Bocanadas de humanidad para endulzar las
penurias de antaño. No, los pueblos no se deprimen, antes al contrario, renacen
y se crecen en su aparente soledad, confraternizan, celebran, ayudan y enmarcan
sus gestas y sus pequeñas conquistas, fruto de titánicos y mudos esfuerzos en
los que la palabra solidaridad se desconoce, por el mero hecho de que en los
pueblos la vida no es otra cosa que solidaridad entre sus gentes.
Para
muchos, los pueblos solo son puntitos en un mapa, referencias de colores en un
itinerario, reseñas de lugares o establecimientos de comida, crónicas, a veces,
de infortunios, accidentes o desgracias naturales. Es cierto que la vida en el
medio rural tiene sus inconvenientes, no se tienen a mano muchos servicios o
recursos que procura la ciudad, pero sus encantos y ventajas compensan con
creces aquellas carencias. Y su vertiente afectiva y humana es mucho más
entrañable que en la ciudad, a excepción de la época estival en la que muchos
se convierten en grandes torres de Babel, oráculos en donde prima la mezcla de
lenguas y la gestualidad como medio de comprensión. Por no mencionar aquellos
en que el glamur unido a la tórrida lujuria, convierten las sudorosas noches en
pedanías de Sodoma y Gomorra.

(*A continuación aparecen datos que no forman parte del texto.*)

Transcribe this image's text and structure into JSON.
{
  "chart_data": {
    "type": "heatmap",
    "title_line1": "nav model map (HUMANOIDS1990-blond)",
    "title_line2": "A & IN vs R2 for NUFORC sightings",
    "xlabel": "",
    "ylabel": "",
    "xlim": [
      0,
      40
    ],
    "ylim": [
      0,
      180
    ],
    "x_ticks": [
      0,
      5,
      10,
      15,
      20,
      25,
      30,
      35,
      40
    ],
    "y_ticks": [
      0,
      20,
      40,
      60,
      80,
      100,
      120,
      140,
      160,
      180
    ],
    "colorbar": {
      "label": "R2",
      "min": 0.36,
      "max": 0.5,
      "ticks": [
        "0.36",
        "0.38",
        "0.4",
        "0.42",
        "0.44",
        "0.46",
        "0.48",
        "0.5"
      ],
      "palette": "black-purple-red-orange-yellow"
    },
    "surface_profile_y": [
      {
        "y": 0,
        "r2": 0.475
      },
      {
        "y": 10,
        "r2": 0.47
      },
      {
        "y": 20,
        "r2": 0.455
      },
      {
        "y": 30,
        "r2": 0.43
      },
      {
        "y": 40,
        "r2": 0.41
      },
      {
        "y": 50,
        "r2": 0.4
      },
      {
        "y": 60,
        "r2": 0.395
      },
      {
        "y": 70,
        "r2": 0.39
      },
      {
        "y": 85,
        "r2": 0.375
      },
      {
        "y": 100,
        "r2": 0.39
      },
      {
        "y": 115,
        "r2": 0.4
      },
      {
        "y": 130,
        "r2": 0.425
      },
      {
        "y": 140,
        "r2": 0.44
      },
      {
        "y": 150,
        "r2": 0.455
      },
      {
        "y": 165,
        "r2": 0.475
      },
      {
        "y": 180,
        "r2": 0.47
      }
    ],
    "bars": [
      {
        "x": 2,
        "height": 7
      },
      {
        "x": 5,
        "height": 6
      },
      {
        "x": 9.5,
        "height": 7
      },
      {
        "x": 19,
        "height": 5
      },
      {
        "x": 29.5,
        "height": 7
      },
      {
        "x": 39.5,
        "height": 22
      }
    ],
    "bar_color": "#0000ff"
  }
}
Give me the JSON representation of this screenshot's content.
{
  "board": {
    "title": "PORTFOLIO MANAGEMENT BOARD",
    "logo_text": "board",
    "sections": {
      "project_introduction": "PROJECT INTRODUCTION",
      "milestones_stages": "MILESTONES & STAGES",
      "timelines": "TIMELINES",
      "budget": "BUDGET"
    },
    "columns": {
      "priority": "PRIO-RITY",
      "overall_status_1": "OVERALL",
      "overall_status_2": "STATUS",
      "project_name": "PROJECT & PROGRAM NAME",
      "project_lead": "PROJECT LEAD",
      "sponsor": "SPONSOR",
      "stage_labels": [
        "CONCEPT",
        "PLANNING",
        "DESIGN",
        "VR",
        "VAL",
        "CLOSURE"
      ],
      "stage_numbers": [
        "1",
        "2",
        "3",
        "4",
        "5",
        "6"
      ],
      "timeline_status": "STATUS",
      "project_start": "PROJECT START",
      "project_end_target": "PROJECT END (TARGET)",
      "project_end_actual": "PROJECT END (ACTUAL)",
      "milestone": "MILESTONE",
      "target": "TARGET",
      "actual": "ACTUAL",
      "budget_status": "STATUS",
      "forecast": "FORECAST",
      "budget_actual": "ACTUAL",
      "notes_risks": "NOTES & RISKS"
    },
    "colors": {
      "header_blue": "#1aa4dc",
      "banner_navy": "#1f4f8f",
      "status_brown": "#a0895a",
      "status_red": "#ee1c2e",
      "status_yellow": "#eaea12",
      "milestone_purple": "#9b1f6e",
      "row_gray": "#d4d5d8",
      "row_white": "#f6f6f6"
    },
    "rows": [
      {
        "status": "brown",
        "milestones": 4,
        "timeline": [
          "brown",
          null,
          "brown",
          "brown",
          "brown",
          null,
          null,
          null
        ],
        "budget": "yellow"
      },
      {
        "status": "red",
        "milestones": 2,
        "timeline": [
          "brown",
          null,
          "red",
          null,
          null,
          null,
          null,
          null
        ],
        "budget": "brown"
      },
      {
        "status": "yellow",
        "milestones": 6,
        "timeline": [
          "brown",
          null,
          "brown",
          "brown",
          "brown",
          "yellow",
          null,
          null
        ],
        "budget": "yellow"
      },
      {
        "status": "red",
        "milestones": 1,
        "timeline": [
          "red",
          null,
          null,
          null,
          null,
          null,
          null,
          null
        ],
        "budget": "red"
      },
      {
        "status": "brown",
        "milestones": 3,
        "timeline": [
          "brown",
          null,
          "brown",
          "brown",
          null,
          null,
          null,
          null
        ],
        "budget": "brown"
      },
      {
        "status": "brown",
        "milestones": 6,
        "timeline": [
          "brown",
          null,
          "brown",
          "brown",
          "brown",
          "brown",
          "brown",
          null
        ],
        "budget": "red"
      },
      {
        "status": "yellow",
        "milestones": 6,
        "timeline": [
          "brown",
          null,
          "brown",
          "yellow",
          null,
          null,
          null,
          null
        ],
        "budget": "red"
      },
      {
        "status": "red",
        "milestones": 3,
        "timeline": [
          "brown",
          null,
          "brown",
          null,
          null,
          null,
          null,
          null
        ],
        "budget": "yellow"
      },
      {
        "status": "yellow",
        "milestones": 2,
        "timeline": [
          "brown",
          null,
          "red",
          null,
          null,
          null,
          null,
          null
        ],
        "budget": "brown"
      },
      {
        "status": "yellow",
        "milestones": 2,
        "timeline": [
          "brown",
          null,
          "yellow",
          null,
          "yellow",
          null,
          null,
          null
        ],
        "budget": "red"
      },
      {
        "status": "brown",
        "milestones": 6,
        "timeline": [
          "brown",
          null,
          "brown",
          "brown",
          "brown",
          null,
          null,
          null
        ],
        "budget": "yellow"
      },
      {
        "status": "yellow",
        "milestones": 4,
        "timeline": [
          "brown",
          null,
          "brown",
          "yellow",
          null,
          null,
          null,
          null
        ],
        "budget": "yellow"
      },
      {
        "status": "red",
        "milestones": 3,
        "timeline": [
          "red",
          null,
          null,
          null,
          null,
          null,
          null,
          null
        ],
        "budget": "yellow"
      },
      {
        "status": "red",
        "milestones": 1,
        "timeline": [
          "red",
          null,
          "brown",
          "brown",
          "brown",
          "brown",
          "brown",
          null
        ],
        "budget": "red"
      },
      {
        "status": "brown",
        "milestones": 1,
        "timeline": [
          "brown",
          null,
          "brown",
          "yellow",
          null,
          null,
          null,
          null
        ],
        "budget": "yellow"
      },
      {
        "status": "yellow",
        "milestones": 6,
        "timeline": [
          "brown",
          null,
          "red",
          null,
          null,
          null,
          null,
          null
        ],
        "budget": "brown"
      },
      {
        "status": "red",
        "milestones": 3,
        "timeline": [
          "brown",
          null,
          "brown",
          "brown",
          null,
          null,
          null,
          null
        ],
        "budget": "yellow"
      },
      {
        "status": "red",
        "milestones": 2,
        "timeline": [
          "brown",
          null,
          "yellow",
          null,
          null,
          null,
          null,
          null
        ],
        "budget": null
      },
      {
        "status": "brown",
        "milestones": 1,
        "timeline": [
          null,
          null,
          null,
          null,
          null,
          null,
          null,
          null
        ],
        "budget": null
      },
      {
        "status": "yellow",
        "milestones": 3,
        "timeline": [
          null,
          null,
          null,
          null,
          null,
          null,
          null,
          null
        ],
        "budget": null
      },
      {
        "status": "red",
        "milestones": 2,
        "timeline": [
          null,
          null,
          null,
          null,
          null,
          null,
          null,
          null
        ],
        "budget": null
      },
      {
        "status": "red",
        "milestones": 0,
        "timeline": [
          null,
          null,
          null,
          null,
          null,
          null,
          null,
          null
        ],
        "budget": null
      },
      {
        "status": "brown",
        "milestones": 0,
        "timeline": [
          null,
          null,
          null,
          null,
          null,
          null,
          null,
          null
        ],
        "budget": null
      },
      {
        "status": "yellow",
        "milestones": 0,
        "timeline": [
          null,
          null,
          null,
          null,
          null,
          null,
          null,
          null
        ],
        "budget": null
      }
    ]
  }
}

Que no son un invento del profeta ni un pasaje de
las Sagradas Escrituras, tan solo son excesos de alcohol escenificados en la
arena, bajo el foco de una sonriente luna, en los restos de una barca
carcomida, en un oscuro portal, en el rompecabezas de un solitario aparcamiento
y puede que hasta confundidos entre los erectos cipreses tras la pequeña
iglesia pintada de blanco. Jocosamente les llaman polvos, como si la vida no fuera ya de por si un soberano polvo. El
sol enardece los cuerpos, la brisa nocturna suaviza la piel y la imaginación se
ocupa del resto.
No
soy crítico con las desmesuras de algunos, me limito a describir el que creo y
lo que veo. Puede que hasta con una recóndita añoranza, quien sabe. Ya conocen el
refrán “de aquellos polvos, esos lodos”. Pero en este caso les aseguro que no
veo lodos por ninguna parte, son otros tiempos. Todavía es prematuro, pero a no
tardar serán muchos los pueblos que ya colgaran el rótulo de “Cerrado por
normalidad” y hasta el año que viene.